Perú Sabe. La comida, arma social



Do Perú, já sabemos da riqueza e variedade dos seus produtos e dos seus pratos típicos; dos chupes de camarones, dos piqueos, da causa, das pachamancas, dos cebiches, do lomito saltado, do ají de gallina, dos picarones, do suspiro a la limeña, das inúmeras variedades de batatas e tomates e de tudo o mais.

Saberíamos que, numa população de cerca de 28 milhões, existem 80.000 estudantes de cozinha (o que, aplicado a Portugal, daria quase 30.000)? Que este número é aproximadamente igual ao de praticantes de futebol?

Imagine-se Portugal com uma loucura pela gastronomia tão grande como pela sua paixão pelo futebol: três jornais diários - um dos quais líder de tiragens - com as páginas esmagadoramente ocupadas por relatos de refeições nos grandes restaurantes, entrevistas a renomados chefes, estrelas em ascensão e candidatos ao estrelato; programas de horas em horário nobre; reportagens em directo em canal aberto... Imagine-se o que este interesse pelo produto nacional traria ao incremento da agricultura, da actividade pesqueira, das indústrias de transformação; as receitas do turismo; as divisas enviadas pelos melhores chefes, transferidos para os grandes restaurantes deste mundo...

É irreal? Acontece com cada vez maior expressão no Perú - um país que não é europeu, que tem um rendimento per capita bem inferior ao nosso, cuja população não dispõe das oportunidades de estudo que a nossa tem... And yet.

Gastón Acurio, chef peruano, estrela internacional foi um dos principais responsáveis pela introdução ao resto do mundo da especificidade e qualidade da gastronomia peruana. Neste documentário, a meias com o galáctico Ferran Adrià, conta a história dessa paixão de todo um povo e de como a mesma vem a ser motor de desenvolvimento de todo um país.

Mais uma vez - vamos lá a acordar, gente!

Comentários

Paulina Mata disse…
Pedro

Há cerca de 3 anos li no Financial Times um artigo sobre o trabalho do Gastón Acurio no Peru e a expansão da cozinha peruana que me impressionou muito. Do artigo sobressaía a ideia de um trabalho muito bem pensado, com objectivos bem definidos, sobretudo relacionados com a imagem a transmitir. Não consigo já ter acesso ao link, mas apenas a algumas coisas que citei num post da Nova Crítica. Mas penso que essas frases ilustram bem coisas que achei que eram úteis para uma reflexão sobre o que pretendíamos fazer da nossa cozinha.
Ele dizia:

“We were always taught to import culture from outside the country; now we realise that our food was a great product that we have invested in for the last 5,000 years.”

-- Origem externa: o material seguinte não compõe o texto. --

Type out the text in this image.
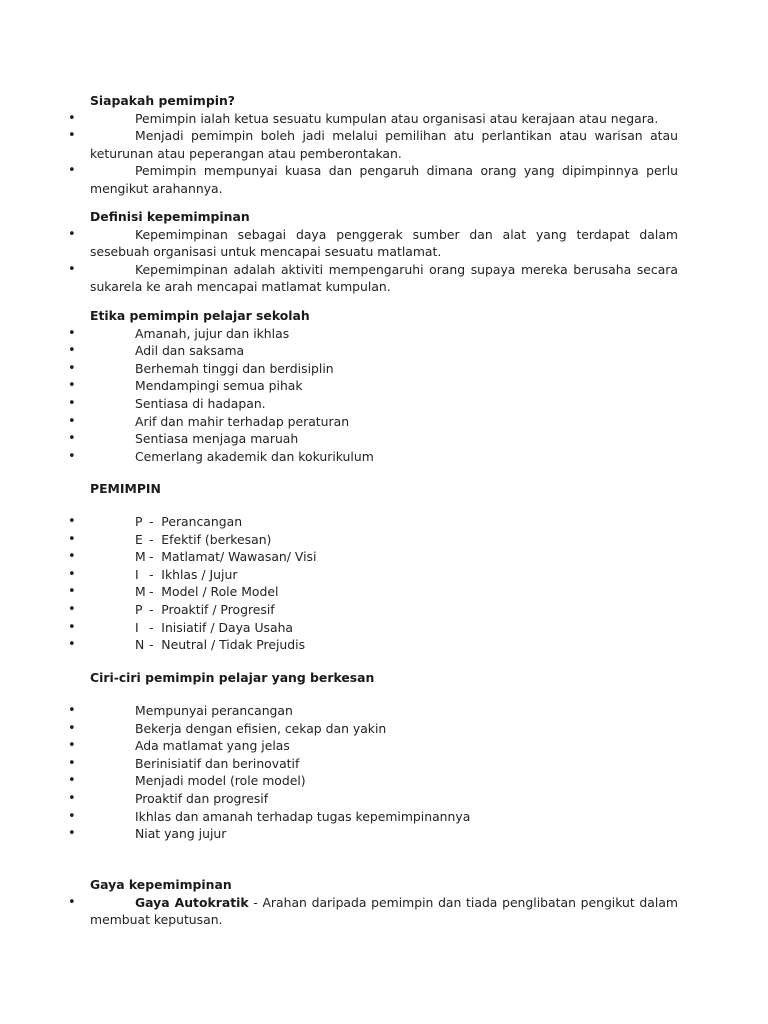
Siapakah pemimpin?
•	Pemimpin ialah ketua sesuatu kumpulan atau organisasi atau kerajaan atau negara.
•	Menjadi pemimpin boleh jadi melalui pemilihan atu perlantikan atau warisan atau keturunan atau peperangan atau pemberontakan.
•	Pemimpin mempunyai kuasa dan pengaruh dimana orang yang dipimpinnya perlu mengikut arahannya.
Definisi kepemimpinan
•	Kepemimpinan sebagai daya penggerak sumber dan alat yang terdapat dalam sesebuah organisasi untuk mencapai sesuatu matlamat.
•	Kepemimpinan adalah aktiviti mempengaruhi orang supaya mereka berusaha secara sukarela ke arah mencapai matlamat kumpulan.
Etika pemimpin pelajar sekolah
•	Amanah, jujur dan ikhlas
•	Adil dan saksama
•	Berhemah tinggi dan berdisiplin
•	Mendampingi semua pihak
•	Sentiasa di hadapan.
•	Arif dan mahir terhadap peraturan
•	Sentiasa menjaga maruah
•	Cemerlang akademik dan kokurikulum
PEMIMPIN
•	P -  Perancangan
•	E -  Efektif (berkesan)
•	M -  Matlamat/ Wawasan/ Visi
•	I -  Ikhlas / Jujur
•	M -  Model / Role Model
•	P -  Proaktif / Progresif
•	I -  Inisiatif / Daya Usaha
•	N -  Neutral / Tidak Prejudis
Ciri-ciri pemimpin pelajar yang berkesan
•	Mempunyai perancangan
•	Bekerja dengan efisien, cekap dan yakin
•	Ada matlamat yang jelas
•	Berinisiatif dan berinovatif
•	Menjadi model (role model)
•	Proaktif dan progresif
•	Ikhlas dan amanah terhadap tugas kepemimpinannya
•	Niat yang jujur
Gaya kepemimpinan
•	Gaya Autokratik - Arahan daripada pemimpin dan tiada penglibatan pengikut dalam membuat keputusan.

“We came here to make French or Italian or Spanish restaurants, because we were trained that way in Europe. And we rediscovered our country. We assumed our responsibilities of our time, of this moment; we really feel that we are part of a movement.”

“Fifty years ago, the market outside of Japan for raw fish was zero,” he says. “Now Japan exports prime quality fish, miso, wasabi, Wagyu beef, Sapporo beer. They began with one icon – sushi was their flagship.” Acurio sees the same happening in Peru: in ceviche’s footsteps will follow niche export markets for producers of local staples such as aji, rocoto, Peruvian limes and pisco.

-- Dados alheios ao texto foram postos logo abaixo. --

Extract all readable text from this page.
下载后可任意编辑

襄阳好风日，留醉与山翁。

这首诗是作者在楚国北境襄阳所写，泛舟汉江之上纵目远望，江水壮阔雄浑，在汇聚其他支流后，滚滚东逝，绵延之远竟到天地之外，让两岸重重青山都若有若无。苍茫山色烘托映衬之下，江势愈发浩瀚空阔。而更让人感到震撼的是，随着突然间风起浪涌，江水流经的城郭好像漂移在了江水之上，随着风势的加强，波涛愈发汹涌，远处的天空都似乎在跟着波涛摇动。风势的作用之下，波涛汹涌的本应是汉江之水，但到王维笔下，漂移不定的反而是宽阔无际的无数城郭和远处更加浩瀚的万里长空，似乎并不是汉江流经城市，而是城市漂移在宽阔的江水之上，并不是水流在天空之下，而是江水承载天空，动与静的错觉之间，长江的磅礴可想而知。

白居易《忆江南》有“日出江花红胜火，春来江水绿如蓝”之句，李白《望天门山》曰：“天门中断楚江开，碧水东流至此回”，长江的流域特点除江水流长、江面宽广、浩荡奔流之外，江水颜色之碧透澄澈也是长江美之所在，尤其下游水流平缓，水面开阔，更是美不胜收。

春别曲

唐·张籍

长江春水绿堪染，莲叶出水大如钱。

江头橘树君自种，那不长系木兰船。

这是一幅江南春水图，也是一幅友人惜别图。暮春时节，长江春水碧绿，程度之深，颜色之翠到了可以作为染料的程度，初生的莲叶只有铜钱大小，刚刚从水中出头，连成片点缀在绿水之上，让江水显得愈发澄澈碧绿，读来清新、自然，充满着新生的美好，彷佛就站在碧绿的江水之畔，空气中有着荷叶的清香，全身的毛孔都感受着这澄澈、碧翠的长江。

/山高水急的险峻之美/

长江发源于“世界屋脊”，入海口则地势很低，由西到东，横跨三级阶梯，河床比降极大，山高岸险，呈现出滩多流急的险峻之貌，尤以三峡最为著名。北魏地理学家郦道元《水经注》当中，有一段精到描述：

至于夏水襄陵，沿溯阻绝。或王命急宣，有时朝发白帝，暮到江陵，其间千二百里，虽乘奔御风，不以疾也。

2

Mexico’s is the example he doesn’t want to follow. “Forty years ago, they started selling tequila and tacos. Everywhere in the world you will find Mexican food, but very cheap Mexican food. It’s difficult now to establish a fine dining Mexican restaurant – people have made up their minds.”

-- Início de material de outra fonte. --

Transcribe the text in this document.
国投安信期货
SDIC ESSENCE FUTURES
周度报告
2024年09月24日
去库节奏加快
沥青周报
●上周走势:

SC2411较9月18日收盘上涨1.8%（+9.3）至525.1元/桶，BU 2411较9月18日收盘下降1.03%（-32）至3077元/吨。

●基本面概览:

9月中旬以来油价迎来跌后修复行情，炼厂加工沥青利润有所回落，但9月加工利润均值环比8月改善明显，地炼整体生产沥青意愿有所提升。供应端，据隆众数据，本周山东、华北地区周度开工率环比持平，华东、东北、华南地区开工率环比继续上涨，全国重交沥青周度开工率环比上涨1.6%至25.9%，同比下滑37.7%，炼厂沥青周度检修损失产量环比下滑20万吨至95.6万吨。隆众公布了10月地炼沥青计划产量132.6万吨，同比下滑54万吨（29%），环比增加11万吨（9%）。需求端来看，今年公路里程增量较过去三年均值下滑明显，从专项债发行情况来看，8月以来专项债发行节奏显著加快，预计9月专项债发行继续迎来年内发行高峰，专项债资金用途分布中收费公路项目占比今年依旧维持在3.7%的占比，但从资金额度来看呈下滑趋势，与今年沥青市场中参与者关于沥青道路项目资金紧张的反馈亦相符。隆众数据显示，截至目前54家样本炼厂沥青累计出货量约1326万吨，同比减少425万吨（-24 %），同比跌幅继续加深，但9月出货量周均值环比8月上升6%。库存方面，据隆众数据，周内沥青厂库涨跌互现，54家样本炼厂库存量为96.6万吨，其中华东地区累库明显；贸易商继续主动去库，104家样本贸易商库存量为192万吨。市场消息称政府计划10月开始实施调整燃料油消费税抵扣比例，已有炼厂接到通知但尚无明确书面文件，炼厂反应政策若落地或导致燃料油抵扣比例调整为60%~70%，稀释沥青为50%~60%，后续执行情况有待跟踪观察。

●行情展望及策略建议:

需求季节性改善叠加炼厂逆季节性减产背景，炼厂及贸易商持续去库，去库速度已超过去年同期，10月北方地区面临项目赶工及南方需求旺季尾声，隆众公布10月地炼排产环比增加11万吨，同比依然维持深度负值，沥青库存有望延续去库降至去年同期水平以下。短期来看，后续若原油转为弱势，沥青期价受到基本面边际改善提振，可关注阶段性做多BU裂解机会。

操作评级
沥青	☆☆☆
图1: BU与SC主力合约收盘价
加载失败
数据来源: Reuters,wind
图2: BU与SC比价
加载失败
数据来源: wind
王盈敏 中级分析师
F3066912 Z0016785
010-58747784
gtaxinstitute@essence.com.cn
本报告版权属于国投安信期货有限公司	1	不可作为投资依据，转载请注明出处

“I always tell my staff,” he says, “that ‘the mission of our company is not opening restaurants. The mission of our company is globalising Peruvian food’.”
Pedro Cruz Gomes disse…
Obrigado pelo comentário e pelas frases do Acurio que são uma belíssima achega para, como diz, a reflexão que deveria ser feita - tanto no contexto do que poderá ser o futuro que queremos/desejamos para a nossa gastronomia como, mais globalmente, no quadro económico de desenvolvimento e criação de riqueza do país.

Não sei se podemos contrapor o exemplo do México ao do Japão no sentido que é empregue pelo chef - afinal, restaurantes japoneses de terceira categoria também os há espalhados pelo mundo sem que com isso seja beliscada a imagem de qualidade da gastronomia japonesa. Um factor que me parece mais importante é o do respeito pela comida no país de base - no modo como se protegem os produtos locais, como se acarinham os pratos e os modos tradicionais, no cuidado das preparações que se revela dos restaurantes mais luxuosos às casas de comida mais humildes - e isso parece-me acontecer tanto no Japão como no Perú.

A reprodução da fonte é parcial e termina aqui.